The first time I watched Get Out was over the summer, and I most certainly did not understand that there was a historical basis for the medical exploitation that was central to the film. My second screening of the film was over the Thanksgiving break. Giving that this semester is coming to a close, I had the secondary material from this class in my head, which I was able to apply to the historical underpinnings of the film that lead to its creation.
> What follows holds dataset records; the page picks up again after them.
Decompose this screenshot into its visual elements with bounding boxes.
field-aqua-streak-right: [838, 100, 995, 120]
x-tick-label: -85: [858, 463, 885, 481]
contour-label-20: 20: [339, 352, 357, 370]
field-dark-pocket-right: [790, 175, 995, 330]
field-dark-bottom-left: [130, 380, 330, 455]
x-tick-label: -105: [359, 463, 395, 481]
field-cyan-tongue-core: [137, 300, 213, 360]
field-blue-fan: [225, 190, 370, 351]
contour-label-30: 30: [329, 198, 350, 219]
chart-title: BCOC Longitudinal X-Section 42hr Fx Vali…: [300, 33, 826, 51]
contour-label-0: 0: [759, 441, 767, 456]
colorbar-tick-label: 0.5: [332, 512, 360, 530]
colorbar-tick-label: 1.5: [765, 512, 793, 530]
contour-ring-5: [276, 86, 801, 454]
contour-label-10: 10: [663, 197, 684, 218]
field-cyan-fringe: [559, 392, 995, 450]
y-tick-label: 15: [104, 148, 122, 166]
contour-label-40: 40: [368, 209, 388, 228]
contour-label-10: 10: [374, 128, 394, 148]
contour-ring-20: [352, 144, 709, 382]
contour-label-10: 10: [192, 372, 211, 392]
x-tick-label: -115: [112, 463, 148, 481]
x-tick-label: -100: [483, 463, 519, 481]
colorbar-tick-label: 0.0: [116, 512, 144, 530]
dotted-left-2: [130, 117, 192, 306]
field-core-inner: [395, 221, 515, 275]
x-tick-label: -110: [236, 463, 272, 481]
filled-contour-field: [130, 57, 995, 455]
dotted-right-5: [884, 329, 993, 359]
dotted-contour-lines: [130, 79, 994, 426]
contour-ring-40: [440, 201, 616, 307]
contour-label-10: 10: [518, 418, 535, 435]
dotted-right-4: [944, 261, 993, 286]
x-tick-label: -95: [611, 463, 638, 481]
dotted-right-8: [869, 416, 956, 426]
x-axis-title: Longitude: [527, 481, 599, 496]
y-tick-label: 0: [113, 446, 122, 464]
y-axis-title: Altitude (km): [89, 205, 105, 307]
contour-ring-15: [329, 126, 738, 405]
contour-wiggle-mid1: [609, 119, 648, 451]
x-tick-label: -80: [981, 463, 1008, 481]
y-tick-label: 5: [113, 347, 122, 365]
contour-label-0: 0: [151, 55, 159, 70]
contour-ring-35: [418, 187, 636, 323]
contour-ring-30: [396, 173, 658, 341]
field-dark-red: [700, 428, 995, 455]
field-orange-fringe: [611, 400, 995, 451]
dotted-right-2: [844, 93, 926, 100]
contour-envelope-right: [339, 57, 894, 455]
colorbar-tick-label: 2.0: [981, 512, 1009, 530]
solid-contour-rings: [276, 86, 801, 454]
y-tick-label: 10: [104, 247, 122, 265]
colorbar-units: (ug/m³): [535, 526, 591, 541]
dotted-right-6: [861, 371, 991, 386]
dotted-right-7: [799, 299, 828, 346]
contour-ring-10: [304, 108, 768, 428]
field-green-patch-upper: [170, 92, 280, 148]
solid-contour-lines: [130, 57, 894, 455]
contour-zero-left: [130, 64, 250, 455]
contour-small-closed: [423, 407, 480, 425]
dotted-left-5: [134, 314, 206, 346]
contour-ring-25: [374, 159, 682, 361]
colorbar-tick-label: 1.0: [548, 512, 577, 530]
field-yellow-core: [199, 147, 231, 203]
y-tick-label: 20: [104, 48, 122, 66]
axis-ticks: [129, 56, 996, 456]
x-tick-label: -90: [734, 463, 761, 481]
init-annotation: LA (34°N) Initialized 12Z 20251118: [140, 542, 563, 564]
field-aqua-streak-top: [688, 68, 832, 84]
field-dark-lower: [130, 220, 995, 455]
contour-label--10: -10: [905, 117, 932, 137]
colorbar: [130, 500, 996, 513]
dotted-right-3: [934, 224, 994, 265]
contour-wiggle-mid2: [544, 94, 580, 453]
As more mediums of communication address racism, a wider audience is bound to take notice and learn more about the history of racism that is and was in our country. The entrapment scenes in both the mediums addressed above reflect a main point of criticism; that medical experimentation on African Americans is just another form of enslaving the African American body. Freedom of the African American body within the context of medical experimentations is unrealizable.